Since you won't learn what everyday journalists do from watching talk shows, let's run down a list of what they have actually done this past year, drawn from the entries to the National Journalism Awards:

- Died in war zones so we can know what was really happening.

- Risked their lives to warn their towns when bad hurricanes were coming.

- Explained how Social Security works and how to fix it.

- Revealed how crooked public servants squandered public money.

- Got polluting businesses to clean their toxic dumps.

The same city councils and state legislatures that complained about "the media" in 2005 took thousands of actions because of public support of local news crusades. Among those:

- In Oregon, they voted to replace a crumbling mental hospital.

- In California, they agreed to repair a horrible foster care system.

- In Florida, they toughened seat belt and traffic laws.

- In Georgia, they defeated an attempt to increase government secrecy.

Why should you know that journalists do honest work? Because journalists need you. When you read about a guy whose idea of public service is to hold down three tax-supported jobs at once (or about a $1 million helicopter bought with tax money to battle a gypsy moth problem that doesn't exist, or about 10-hour waits in emergency rooms), journalists need you. They need you to think about what you've learned, and, if warranted, to direct your elected representatives to fix it. They need you to turn bad news into good things.

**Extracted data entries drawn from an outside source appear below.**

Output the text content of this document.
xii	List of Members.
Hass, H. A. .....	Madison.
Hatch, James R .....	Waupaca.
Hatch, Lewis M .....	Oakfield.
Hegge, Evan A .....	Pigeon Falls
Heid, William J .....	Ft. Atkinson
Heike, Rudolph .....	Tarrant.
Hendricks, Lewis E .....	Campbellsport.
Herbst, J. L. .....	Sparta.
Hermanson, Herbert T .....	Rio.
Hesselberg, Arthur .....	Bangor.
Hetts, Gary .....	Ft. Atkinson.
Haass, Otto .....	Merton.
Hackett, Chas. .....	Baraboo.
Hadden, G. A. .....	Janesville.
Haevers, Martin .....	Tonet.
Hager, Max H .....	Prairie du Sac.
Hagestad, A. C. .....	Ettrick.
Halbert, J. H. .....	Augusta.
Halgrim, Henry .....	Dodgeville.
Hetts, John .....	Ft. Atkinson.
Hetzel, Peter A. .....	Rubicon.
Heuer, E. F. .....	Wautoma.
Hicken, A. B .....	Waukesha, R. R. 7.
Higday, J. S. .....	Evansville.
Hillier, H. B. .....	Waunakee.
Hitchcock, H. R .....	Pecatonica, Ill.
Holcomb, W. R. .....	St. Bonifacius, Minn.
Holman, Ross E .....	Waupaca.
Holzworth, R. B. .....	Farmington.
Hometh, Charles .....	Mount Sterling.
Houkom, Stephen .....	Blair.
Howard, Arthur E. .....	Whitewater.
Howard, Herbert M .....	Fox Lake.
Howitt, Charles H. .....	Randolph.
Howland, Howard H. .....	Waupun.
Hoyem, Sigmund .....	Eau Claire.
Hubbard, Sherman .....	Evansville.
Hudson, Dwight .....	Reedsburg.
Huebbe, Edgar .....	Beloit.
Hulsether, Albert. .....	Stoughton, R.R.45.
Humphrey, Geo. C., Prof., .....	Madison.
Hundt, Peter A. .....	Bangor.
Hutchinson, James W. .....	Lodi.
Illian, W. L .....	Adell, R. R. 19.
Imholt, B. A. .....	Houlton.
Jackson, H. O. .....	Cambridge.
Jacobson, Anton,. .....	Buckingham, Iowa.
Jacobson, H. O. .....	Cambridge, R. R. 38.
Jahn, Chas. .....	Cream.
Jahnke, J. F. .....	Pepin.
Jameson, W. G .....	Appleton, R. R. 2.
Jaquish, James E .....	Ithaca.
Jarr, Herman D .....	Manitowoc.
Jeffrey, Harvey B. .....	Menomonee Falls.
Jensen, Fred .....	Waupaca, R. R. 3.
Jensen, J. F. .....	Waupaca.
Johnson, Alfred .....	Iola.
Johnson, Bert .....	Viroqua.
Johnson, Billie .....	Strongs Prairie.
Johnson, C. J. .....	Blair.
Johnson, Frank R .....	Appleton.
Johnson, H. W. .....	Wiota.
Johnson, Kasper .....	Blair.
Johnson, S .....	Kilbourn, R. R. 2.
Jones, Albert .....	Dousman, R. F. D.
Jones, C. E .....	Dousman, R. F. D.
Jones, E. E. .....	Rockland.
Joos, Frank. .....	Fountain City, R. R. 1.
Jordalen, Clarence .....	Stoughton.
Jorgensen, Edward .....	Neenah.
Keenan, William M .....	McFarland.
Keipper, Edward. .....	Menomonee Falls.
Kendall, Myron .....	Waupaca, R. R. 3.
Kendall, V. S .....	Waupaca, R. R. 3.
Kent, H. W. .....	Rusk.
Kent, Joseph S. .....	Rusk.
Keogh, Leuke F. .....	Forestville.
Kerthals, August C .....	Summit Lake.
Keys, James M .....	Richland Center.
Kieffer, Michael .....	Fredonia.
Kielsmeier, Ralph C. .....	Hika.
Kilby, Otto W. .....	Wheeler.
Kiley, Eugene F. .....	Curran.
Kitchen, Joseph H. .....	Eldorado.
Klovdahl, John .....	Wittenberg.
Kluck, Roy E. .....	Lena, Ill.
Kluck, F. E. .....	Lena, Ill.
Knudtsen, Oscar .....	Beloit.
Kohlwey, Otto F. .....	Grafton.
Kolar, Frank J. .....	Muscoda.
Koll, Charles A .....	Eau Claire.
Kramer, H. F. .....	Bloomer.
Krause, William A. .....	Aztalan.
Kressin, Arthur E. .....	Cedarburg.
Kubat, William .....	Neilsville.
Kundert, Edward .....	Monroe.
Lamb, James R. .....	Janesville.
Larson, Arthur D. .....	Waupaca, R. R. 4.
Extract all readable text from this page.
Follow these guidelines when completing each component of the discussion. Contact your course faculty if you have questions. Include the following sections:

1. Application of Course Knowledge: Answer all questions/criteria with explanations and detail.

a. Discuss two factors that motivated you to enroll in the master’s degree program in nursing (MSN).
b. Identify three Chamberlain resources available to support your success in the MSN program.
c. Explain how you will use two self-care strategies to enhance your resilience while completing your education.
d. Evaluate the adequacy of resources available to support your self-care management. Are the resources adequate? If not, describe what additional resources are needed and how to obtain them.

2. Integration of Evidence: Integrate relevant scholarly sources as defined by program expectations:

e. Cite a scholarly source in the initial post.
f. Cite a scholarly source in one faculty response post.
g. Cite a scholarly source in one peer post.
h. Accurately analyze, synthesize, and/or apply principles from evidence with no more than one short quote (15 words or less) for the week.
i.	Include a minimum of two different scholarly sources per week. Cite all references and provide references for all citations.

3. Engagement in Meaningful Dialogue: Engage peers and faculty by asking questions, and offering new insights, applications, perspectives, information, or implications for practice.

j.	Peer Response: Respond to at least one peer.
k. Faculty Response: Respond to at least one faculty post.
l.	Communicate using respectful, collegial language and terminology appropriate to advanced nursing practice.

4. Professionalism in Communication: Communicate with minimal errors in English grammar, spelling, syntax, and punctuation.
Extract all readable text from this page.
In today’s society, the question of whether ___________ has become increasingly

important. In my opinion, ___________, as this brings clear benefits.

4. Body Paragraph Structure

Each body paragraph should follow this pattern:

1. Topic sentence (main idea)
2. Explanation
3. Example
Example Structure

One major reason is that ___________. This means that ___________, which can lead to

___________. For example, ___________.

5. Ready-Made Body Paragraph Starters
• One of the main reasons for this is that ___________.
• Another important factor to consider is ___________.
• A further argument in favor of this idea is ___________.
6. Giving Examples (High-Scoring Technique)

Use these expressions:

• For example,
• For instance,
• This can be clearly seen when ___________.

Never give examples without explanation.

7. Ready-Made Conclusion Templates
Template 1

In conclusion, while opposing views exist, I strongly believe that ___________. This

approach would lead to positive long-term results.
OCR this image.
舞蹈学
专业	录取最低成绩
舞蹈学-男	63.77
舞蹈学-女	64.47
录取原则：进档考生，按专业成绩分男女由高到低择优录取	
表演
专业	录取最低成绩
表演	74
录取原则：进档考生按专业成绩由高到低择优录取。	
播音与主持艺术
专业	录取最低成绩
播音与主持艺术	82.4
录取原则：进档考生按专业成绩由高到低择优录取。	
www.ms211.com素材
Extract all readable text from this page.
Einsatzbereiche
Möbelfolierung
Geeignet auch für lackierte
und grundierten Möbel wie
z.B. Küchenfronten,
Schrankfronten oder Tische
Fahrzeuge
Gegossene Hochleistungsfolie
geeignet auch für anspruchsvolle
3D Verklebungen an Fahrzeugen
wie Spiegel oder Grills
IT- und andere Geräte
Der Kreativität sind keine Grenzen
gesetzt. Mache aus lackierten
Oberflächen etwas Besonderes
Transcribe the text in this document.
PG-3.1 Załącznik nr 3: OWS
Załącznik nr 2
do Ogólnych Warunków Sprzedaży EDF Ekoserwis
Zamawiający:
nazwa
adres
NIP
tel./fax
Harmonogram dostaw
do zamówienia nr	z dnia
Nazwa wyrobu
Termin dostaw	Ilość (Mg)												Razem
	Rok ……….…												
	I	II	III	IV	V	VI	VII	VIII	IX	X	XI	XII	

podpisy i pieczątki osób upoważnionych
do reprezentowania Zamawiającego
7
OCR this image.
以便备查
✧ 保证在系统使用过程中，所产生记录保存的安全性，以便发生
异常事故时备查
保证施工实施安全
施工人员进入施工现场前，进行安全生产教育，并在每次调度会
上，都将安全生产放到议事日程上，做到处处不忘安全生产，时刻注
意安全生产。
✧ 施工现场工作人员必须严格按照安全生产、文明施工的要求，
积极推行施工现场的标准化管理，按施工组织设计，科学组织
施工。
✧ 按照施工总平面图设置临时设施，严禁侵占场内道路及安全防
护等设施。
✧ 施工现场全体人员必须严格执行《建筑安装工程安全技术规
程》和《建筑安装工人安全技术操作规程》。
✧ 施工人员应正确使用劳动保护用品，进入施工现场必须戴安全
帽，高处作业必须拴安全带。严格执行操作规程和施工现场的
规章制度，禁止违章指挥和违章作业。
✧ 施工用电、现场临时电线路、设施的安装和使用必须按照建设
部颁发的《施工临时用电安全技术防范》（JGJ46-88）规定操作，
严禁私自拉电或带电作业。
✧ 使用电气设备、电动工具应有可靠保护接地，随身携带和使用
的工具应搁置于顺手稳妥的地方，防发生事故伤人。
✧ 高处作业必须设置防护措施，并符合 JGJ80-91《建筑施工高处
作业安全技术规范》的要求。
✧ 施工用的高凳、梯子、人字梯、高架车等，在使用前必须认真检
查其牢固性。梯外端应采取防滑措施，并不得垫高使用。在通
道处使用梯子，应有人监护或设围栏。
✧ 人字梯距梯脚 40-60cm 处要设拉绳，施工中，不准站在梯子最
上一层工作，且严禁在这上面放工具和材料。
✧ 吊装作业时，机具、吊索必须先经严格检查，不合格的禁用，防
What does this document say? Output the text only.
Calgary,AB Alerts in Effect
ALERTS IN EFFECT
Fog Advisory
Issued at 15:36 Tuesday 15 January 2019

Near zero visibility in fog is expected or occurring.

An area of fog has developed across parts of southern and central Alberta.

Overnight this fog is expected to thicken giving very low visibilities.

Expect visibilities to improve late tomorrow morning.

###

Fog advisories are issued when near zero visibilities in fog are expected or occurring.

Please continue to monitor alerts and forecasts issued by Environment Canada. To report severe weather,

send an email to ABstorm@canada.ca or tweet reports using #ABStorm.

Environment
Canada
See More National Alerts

So journalists need you. But you need them, too. If journalists don't tell you about this stuff, who will? The system won't tell you, not even in America. That's why all successful democracies have had a free and independent media. No system will easily admit its wrongs.

Free societies need people who can tell us when prisons are at double capacity, when schools are dropout factories, when too many teens get pregnant, when immigration laws aren't working and when people are being poisoned by lead in the water. Good journalists last year told us all those truths and thousands more.

Yes, there are also bad journalists, just as there are bad doctors, lawyers, teachers, priests, politicians and businessmen. Too much journalism is still done too quickly. Too much context is left on the cutting room floor. Because of this, we need to teach our kids to be media literate. As Ronald Reagan said, "Trust, but verify." We need to remind ourselves, no matter how busy we get, to consume news from more than one source.

The digital revolution can help. Computer chips let us pass news to each other as never before. These days, anyone can be a journalist - in print, sound or video. That's a positive trend. More news is good news. Anyone who wants to stick to fact - to the fair, accurate, contextual pursuit of the truth - helps the cause.

Does this mean our democracy no longer needs professional journalists? Hardly. Giving everyone first aid kits doesn't make us all doctors. Giving us all printing presses doesn't make us poets. As long as our society governs itself, we will need professionals who independently guide us to the facts we need.

The media will change. Journalism will survive.

But please don't celebrate by rushing out to hug a journalist. That would just scare them. It would be enough if the next time someone is bashing "the media" you simply remind the world's self-appointed media critics that good journalism, like good citizenship, still matters.

 

Eric Newton of Boca Raton is director of journalism initiatives at the John S. and James L. Knight Foundation in Miami. Last week, he was a volunteer judge for the National Journalism Awards, sponsored by the Scripps Howard Foundation.